An der Brücke, die uns von ihm zum Fotomachen empfohlen wurde, machen wir eine Trinkpause. Zwei Lastwagenfahrer halten zum Essen, und wir kommen ins Gespräch, auch über die neue Autobahn nach Medellin. Sie empfehlen die alte Strecke wegen vorhandener Infrastruktur, Orten, Tankstellen, Hotels, Geschäften. Die neue Autobahn hat in dieser Hinsicht noch gar nichts im Angebot. Als sie uns später überholen, hupen sie kurz und der Beifahrer filmt uns mit dem Handy aus dem Seitenfenster und winkt nochmal, ebenfalls, als wären wir alte Bekannte.

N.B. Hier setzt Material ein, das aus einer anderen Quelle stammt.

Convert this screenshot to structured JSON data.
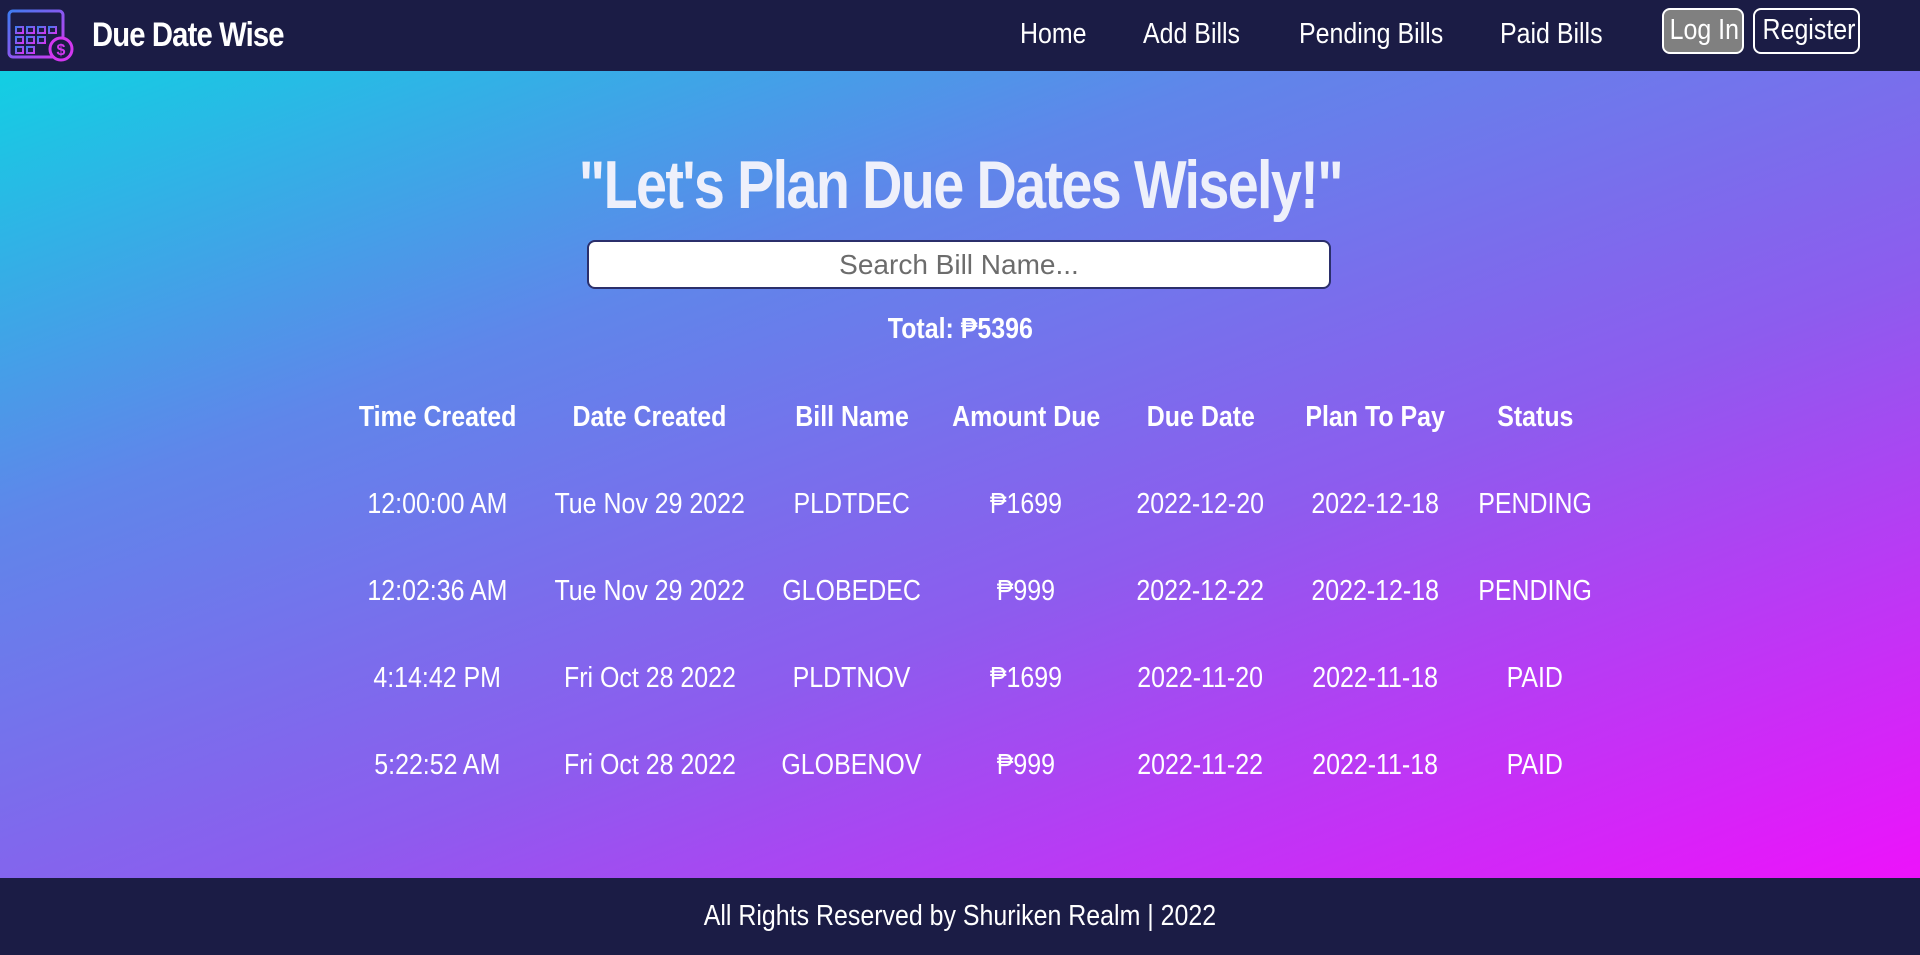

Kurz vor Caucasia drehen wir in einem Kreisverkehr ein paar Ehrenrunden, fahren dann über eine Umgehungsstraße und dann noch ein paar hundert Meter in Richtung Zaragoza, bevor wir passend umdrehen und das nagelneue „Hotel Botanica“ (ein Monat in Betrieb) um 12:00 Uhr tatsächlich bei exakt 5.000 km erreichen. Das Tandem kann in die Tiefgarage und wir fühlen uns wie die ersten Bewohner des Zimmers 410.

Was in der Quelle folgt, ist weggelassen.